Simplification of the second and the third factors can dramatically decrease
the quality. At the same time, an “overcomplication” of the task should be
avoided.
We
follow the scheme when the development is conducted in stages: first a simple
system is developed with subsequent enforcement of its features.
At
first selection of material (documents) from Internet is realized, around which
a thematic encyclopedium is made. For this the following methods are offered:
·
Selection on specific queries, made by
person and determining thematic orientation of created encyclopedia.
·
The way of Internet document
processing with selection of meaningful information (names of articles, terms
from the application domain, etc.) and their statistical estimation.
A document in which
there is the meaningful
information, and its amount exceeds the threshold, is selected
for postprocessing.
In
the latter case the data, presenting the relevant information can be
dictionaries of the names of articles or terms of subject areas, and also key
words and word-combinations revealed in the process of education.
The
tasks for education are formulated in the following way. A training sample can
be a set of documents, obviously falling into thematic encyclopedia. The system
should find the components (words, word-combinations), distinguishing these
documents from each other.
Terms
(words or word-combinatia) are selected as candidates for names of new articles
for thematic encyclopedia. The task requires the use of the context and the
results of statistical processing. The following methods are offered.
Method 1.
It
is considered that the most frequent words or word-combinations, not included
into the list of common words should be used as names of articles. This
technique is simple for implementing, but requires permanent effort for
extension of the list. It is focused on thematic orientation of encyclopedia
and will never be full. The excellence of encyclopedia formation will not be
obtained this way.
Method 2.
The
use of definitions for discovery of concepts and terms, i.e. the names of
future articles: the articles of encyclopedia, as a rule, begin with term definition, that is its names. The search for such
definitions is important only from the point of view of discovery of new
articles and their names, but also for formation of new articles where
definitions play an important part for their understanding. Realization of the
method requires knowledge of standard contexts, with the help of which the new
notions are entered and their definitions are given. Their syntax is as
follows:
<new article> IS <new term of the existing article>
+ <sentence specifying the term>.
The
variety of such forms and their semantic filling obstructs the use of this
technique. A language processor is required realizing the analysis of natural
language statements with discovery of contexts: from surrounding words and also
from sentence structure.
Method 3.
The
use of contexts for discovery of names of futures of articles: the context can
be set in frames of word-combinations and verbal forms.
For
example, for selection of names of diseases the structures of the following
type can be used:
<adjective??> DISEASE,
CHRONIC <noun??>,
INFECTIOUS <noun>;
with transposition of words:
(HYPERTONIC
DISEASE, JAUNDICE INFECTIOUS, CHRONIC COLD ,…).

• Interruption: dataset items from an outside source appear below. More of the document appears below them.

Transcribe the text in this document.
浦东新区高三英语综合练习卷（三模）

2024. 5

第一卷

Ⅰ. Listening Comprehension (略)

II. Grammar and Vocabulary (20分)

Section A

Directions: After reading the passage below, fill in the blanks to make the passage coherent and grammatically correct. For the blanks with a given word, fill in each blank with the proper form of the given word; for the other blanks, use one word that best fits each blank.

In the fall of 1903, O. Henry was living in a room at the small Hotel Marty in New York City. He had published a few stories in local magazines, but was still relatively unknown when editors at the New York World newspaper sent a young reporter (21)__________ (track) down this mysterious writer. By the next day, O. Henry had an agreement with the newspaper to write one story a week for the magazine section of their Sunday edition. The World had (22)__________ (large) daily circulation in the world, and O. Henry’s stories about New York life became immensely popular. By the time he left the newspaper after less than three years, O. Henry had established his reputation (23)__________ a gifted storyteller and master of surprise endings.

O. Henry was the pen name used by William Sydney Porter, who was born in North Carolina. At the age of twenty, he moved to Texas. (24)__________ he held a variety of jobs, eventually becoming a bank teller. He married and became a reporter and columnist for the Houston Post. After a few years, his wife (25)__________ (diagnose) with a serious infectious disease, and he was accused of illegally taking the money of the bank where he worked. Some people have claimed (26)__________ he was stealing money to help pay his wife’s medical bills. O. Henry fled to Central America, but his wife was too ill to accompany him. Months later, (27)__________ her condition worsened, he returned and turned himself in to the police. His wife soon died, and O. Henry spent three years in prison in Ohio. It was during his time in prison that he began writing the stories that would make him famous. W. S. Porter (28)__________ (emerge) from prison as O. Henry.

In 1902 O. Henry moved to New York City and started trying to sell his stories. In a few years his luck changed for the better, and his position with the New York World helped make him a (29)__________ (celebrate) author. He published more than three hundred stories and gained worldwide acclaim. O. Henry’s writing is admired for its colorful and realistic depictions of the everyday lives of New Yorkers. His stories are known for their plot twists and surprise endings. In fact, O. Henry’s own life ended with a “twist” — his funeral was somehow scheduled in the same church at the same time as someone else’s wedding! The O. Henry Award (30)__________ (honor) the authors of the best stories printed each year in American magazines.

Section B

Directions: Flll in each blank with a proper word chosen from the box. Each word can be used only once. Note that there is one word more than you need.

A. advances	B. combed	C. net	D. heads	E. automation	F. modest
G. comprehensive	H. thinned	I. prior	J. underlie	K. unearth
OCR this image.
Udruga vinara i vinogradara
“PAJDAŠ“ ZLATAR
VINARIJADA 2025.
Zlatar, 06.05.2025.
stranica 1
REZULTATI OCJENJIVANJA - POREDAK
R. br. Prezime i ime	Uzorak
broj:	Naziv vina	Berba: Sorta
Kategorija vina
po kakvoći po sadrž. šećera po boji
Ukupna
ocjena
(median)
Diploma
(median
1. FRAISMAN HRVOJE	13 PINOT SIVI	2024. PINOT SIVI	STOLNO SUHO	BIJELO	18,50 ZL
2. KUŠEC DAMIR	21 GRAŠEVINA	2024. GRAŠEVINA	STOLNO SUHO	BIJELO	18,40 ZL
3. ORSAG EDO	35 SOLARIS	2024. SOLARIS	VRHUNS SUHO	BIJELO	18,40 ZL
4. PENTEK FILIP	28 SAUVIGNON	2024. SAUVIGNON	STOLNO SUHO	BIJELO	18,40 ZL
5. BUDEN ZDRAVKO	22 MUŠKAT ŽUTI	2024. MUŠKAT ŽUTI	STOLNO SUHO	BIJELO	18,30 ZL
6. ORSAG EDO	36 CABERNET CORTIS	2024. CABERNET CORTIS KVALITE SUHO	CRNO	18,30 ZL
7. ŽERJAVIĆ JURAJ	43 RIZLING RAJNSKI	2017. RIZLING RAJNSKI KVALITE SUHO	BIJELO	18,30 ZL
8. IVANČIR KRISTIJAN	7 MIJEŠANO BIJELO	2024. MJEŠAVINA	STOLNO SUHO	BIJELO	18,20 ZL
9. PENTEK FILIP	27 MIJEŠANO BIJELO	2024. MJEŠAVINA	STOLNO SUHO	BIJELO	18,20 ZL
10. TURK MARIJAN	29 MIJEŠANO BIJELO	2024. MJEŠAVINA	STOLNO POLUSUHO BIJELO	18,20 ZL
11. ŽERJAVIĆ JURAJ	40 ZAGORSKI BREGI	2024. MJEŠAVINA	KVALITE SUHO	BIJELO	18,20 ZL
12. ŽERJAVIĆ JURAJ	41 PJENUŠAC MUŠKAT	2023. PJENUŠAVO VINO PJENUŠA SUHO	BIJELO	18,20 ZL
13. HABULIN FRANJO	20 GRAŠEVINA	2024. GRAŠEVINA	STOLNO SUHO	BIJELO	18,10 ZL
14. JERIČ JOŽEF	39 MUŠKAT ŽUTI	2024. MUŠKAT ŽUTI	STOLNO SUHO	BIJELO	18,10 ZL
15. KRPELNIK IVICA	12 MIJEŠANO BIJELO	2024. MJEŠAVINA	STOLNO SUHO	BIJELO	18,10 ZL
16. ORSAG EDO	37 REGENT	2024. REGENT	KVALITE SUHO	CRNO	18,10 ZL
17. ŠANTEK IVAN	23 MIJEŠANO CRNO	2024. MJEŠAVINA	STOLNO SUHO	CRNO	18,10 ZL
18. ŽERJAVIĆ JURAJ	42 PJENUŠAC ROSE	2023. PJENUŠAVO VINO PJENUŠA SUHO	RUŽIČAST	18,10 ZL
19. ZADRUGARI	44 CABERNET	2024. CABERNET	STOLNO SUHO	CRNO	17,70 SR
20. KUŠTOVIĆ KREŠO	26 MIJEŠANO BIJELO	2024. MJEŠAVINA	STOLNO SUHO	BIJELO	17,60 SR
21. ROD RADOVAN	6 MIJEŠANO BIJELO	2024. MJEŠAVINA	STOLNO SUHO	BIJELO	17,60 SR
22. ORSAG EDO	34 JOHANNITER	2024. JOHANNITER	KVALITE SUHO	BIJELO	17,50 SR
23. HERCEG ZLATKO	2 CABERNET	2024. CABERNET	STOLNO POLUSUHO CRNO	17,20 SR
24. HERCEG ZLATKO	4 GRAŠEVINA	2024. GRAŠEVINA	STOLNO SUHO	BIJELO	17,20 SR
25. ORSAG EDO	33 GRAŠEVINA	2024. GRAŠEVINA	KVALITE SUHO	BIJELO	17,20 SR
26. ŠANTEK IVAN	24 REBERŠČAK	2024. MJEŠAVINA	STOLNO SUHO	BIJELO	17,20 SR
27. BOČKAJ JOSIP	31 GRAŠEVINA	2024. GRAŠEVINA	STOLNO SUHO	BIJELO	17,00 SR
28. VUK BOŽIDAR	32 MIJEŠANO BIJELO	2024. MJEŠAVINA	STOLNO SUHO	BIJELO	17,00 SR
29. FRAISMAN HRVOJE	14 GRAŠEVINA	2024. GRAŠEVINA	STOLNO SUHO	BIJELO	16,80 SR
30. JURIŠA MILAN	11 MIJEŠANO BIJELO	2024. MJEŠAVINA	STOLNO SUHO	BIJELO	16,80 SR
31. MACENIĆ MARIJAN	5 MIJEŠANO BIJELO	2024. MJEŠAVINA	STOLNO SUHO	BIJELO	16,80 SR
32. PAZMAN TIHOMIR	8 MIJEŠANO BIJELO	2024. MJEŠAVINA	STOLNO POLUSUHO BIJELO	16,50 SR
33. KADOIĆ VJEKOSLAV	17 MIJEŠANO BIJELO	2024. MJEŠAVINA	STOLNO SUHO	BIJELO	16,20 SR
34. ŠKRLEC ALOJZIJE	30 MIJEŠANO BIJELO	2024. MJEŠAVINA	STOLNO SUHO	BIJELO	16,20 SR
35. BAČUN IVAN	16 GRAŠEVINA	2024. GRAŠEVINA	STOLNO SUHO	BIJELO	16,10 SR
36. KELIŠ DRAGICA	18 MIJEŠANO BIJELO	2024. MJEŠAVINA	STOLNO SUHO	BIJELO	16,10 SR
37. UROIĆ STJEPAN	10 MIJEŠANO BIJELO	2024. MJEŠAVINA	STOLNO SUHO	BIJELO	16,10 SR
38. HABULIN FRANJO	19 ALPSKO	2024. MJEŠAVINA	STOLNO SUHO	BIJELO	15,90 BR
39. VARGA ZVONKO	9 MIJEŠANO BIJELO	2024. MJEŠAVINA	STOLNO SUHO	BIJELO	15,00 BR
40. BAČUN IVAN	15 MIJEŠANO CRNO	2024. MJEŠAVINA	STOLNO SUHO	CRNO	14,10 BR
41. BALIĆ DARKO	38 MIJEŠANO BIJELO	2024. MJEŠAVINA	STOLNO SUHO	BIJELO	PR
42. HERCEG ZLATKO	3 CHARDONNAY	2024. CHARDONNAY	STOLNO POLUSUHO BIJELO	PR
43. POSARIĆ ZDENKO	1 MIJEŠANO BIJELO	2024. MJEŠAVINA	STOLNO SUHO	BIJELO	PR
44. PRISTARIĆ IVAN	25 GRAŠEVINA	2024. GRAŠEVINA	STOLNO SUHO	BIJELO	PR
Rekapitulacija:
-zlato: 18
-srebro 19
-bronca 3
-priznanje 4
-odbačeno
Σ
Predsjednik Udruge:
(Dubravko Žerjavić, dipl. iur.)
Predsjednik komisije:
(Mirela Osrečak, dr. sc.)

Here <adjective ??>, <noun ??> are templates, and
“??” mean that this can be a new name. Forms of genitive are less frequenly
used.
Verbal
forms can be also used as context, for example,
<relevant term> INFLUENCES <noun??>;
<noun??> CAUSED BY < relevant term>,
and
others. Such contexts are usually revealed by a person by the study of texts
with the description of diseases.
Method 4.
The use of
man-machine systems in which the names of future articles and their content is
given by the users of encyclopedia. This approach needs the development of a
complex system for support of joint work of a big number of users. Such a
system should be able to value the contribution of each user, to support voting
systems and different levels of authority at editing and resolution of
conflicts.
Selection of Material and Formation of Encyclopedia
Articles
Selection
of material for encyclopedia articles is a major task that is performed after
the selection of the names for articles and their main terms according to the
scheme of description of articles. Such schemes are given from the outside. For
selection of materials from Internet the document statements are selected in which
the given term is encountered. At the beginning in selected statements the
search for definitions
is realized. It is the moment of great importance. Without a definition the
understanding of the articles is powerfully obstructed.
The
statements of special form are chosen with selected term. For this contexts are
used. For example, for discovery of types of diseases it is possible to use
contexts:
<<adjective><disease>??>,
<disease> CAN BE <??>,<??>,…,
(where “??” means types of diseases);
<new concept> IS <familiar concept> + <statement
narrowing the scope of the concept>
Development
of such contexts, providing selection of information for determined sections of
articles is a problem of lingware. It can be partly automated with use of the
following methods of training. In a simple case the algorithm for selection of
information can be found by weights of statements. From correctly made articles
(presenting the training samples) sections of one type are taken and words,
typical for texts of description of sections are selected. Such words should
more often occur in the given sections and more rarely in other. Selection of
statements is realized on maximum quantity (and on weight) of names of other
statements and words, typical for the texts of description of sections entering
them.
Semantic Navigator: Encyclopedia of
Keywords
In
2002 a version of on-line encylopedium was developed by Michael M. Charnine,
having received the name
Encyclopedia of keywords largely basing on the
methods described above. The Encyclopedia functions on the web-site:
www.keywen.com. It constantly grows and at present contains more than 70000
articles on different subjects in different languages. The majority of the
articles are English,
but there are also more than 3800 German and 1300 Italian articles. The
Encyclopedia of keywords is universally recognized in Internet. Daily several
thousand people have free use of its information.
Each
article of Encyclopedia consists of key sentences (of phrases). Each of them
contains one or several key words. Such phrases are found in Internet with a
special semantic navigating program, that is named Keywen Encyclopedia Bot.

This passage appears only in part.